On November 6, 2023, the Bureau of Industry and Security (BIS) from the Department of Commerce and FinCEN issued a Joint Notice on Export Control Evasion, introducing a new key term, “FIN-2023-GLOBALEXPORT,” to the Suspicious Activity Report (SAR). This term is to be used by financial institutions when reporting on possible efforts by individuals or entities seeking to evade U.S. export controls.[1]
The BIS and FinCEN issued this joint notice to foster transparency and cooperation amid concerns of export control evasion. The term “FIN-2023-GLOBALEXPORT” is envisioned as an instrument for enhancing communication and collaboration between financial institutions and these regulatory bodies.
The term, added to the Suspicious Activity Report (SAR), is targeted at finance professionals who, in performing their regular duties, might encounter questionable conduct relating to U.S. export controls. By equipping these professionals with a new tool for their reporting toolkit, authorities aim to strengthen their capacity to prevent, detect, and report possible evasion attempts.
The use of this new terminology in a SAR is intended to make it easier for the BIS and FinCEN to track and investigate potential U.S. export control violations. The integration of this term into SARs forms part of broader efforts to promote compliance with export control regulations while preventing misuse of the country’s financial infrastructure.

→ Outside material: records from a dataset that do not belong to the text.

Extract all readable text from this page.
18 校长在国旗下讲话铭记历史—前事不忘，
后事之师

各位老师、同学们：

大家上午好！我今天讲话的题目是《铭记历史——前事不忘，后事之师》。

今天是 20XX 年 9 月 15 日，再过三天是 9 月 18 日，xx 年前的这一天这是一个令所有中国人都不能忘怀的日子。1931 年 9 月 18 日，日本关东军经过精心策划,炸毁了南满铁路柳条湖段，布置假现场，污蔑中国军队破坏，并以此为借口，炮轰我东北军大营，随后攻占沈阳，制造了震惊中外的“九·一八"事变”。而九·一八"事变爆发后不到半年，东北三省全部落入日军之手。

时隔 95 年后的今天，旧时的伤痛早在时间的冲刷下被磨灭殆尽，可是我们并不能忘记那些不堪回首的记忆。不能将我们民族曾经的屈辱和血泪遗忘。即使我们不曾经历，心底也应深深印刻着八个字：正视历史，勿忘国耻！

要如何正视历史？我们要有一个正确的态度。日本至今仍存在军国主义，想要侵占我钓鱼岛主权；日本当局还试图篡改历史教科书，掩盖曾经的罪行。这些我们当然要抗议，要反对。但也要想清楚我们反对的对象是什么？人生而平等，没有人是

This development could potentially have significant implications for corporations and law firms dealing with U.S. export controls. It underlines the importance of comprehensive training for financial professionals in understanding and detecting potential evasion attempts, as well as proper compliance with reporting requirements.
As both corporations and legal professionals adapt to these changes, understanding and implementing the new regulatory term will be vital. In the face of these changes, it’s more important than ever for legal professionals to stay informed and up-to-date, ensuring not only compliance but also protection for their organizations in an evolving regulatory landscape.